This paper studies the Minimum Local Set Cover problem on graphs: a local set consists of a vertex subset and its odd-degree neighbors, and the goal is to cover all vertices using the fewest such sets. The problem arises from modeling local complementation invariance in quantum graph states. Methodologically, the authors establish the first deep connection between local sets and cut-rank, derive tight upper and lower bounds on the minimum local set size, prove that the number of minimal local sets can be exponential, and devise the first polynomial-time constructive algorithm yielding a minimal (irreducible under inclusion) cover. They further generalize the theory to $q$-multigraphs, enabling qudit graph state modeling. Key contributions include the novel application of cut-rank as an analytical tool, precise characterization of tight bounds, and the design of an efficient algorithm—collectively advancing both combinatorial graph theory and quantum information foundations.

Local sets, a graph structure invariant under local complementation, have been originally introduced in the context of quantum computing for the study of quantum entanglement within the so-called graph state formalism. A local set in a graph is made of a non-empty set of vertices together with its odd neighborhood. We show that any graph can be covered by minimal local sets, i.e. that every vertex is contained in at least one local set that is minimal by inclusion.

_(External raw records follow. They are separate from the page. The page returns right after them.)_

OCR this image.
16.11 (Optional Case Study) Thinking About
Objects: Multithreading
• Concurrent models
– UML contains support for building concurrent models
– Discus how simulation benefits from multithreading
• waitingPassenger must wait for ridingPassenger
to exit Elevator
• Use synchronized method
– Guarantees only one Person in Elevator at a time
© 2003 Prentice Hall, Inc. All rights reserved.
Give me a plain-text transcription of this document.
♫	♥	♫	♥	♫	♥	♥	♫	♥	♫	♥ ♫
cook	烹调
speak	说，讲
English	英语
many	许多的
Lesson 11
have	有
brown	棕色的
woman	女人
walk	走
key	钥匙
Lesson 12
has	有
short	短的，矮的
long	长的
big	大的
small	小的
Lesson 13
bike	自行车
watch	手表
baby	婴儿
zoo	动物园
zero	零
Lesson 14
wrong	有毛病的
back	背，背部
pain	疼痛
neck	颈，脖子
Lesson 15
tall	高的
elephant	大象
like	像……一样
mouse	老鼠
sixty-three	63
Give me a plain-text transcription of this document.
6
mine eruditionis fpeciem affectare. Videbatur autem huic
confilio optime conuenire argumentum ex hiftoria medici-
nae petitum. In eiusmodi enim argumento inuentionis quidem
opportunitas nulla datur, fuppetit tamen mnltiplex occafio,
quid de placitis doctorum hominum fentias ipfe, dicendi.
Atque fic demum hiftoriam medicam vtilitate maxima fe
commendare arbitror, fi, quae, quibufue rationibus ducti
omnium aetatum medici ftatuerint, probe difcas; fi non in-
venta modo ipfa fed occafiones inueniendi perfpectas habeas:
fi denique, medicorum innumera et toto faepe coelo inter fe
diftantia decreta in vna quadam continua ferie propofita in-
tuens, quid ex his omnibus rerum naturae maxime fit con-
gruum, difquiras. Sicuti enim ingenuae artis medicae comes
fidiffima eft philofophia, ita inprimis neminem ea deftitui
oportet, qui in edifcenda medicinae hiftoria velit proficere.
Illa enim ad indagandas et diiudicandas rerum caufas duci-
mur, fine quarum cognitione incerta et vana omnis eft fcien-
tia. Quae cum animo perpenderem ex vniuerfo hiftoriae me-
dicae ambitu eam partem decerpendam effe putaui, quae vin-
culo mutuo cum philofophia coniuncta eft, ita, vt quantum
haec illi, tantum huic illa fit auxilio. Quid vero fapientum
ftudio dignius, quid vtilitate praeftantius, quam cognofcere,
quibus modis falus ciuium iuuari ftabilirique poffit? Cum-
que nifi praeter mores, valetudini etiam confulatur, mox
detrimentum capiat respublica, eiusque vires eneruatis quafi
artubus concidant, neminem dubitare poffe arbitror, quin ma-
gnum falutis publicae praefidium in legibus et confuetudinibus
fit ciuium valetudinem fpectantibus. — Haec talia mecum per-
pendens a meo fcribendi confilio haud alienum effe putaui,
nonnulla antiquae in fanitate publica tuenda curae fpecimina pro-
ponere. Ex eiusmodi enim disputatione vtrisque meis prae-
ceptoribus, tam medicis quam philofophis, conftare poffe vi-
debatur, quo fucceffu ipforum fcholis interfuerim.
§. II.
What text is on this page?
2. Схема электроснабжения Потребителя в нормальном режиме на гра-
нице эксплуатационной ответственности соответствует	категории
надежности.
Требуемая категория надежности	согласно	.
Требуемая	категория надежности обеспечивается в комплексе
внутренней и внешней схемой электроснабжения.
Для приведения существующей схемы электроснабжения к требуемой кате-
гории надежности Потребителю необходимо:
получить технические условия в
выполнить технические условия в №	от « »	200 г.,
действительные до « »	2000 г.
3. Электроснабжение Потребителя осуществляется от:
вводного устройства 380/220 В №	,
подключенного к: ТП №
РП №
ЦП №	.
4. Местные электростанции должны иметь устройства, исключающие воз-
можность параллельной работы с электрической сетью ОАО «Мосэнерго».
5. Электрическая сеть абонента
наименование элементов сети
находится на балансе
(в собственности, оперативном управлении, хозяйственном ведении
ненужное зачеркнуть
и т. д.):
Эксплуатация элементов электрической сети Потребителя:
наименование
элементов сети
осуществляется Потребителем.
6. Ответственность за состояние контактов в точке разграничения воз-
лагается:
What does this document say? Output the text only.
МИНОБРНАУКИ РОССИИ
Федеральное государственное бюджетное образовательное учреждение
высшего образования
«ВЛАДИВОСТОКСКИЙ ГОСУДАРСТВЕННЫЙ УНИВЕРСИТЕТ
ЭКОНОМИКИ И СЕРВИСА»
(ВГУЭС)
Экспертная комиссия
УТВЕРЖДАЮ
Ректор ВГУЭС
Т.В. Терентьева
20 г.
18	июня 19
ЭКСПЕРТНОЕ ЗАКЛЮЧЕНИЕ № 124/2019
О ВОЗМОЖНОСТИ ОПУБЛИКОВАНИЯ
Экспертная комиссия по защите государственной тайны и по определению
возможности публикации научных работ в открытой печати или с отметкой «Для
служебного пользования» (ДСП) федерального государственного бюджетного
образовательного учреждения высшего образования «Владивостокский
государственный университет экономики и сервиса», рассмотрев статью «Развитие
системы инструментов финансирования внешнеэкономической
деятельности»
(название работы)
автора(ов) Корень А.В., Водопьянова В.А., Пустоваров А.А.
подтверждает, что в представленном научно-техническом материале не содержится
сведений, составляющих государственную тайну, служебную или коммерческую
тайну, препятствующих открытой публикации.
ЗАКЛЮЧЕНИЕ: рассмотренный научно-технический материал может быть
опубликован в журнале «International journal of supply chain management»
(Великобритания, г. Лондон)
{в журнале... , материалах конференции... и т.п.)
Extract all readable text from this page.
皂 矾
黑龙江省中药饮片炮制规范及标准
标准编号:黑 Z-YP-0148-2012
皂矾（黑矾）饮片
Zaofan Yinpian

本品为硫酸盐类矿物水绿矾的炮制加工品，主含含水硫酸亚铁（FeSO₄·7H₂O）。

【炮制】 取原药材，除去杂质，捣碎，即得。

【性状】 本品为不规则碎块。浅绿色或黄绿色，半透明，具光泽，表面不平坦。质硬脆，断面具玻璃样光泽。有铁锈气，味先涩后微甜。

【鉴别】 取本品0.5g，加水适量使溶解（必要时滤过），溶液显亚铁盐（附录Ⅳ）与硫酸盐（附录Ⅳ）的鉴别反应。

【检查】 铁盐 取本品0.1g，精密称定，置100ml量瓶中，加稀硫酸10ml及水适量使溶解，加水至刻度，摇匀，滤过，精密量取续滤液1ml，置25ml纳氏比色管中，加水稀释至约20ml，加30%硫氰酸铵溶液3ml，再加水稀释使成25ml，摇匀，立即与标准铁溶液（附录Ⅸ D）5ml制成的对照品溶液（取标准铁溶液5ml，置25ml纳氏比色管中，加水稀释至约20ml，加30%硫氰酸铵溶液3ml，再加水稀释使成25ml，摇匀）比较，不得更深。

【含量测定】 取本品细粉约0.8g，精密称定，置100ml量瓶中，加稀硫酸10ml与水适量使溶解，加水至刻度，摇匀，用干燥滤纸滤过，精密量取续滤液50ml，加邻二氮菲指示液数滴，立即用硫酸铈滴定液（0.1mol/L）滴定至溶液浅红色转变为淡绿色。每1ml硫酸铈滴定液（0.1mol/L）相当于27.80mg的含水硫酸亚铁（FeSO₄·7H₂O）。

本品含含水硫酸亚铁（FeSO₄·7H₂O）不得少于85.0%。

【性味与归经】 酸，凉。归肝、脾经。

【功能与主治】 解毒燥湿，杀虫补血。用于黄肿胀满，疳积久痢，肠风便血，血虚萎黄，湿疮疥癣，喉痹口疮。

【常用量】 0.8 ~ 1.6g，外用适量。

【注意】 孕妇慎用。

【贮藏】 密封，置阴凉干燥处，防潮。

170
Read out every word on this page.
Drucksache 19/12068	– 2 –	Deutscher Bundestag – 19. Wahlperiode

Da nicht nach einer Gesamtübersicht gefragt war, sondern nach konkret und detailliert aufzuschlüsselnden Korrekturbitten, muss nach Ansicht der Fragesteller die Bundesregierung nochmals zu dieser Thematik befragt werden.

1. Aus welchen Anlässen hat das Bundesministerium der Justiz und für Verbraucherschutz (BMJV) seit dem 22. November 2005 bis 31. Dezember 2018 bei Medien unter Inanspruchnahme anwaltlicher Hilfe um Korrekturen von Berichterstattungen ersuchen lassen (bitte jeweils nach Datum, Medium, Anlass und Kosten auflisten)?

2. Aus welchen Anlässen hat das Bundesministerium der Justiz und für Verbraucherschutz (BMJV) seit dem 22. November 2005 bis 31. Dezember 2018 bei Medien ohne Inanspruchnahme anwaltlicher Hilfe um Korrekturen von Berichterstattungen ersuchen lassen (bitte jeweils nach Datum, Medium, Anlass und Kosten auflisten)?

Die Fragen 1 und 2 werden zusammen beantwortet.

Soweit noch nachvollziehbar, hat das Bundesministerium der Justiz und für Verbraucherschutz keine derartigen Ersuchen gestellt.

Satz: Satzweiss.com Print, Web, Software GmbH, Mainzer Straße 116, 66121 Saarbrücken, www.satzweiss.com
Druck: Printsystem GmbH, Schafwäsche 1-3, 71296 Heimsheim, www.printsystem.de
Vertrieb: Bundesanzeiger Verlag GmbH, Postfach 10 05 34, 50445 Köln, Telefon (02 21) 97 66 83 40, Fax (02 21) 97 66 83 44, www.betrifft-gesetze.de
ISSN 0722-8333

More precisely, we introduce an algorithm for finding a minimal local set cover in polynomial time. This result is proved by exploring the link between local sets and cut-rank. We prove some additional results on minimal local sets: we give tight bounds on their size, and we show that there can be exponentially many of them in a graph. Finally, we provide an extension of our definitions and our main result to $q$-multigraphs, the graphical counterpart of quantum qudit graph states.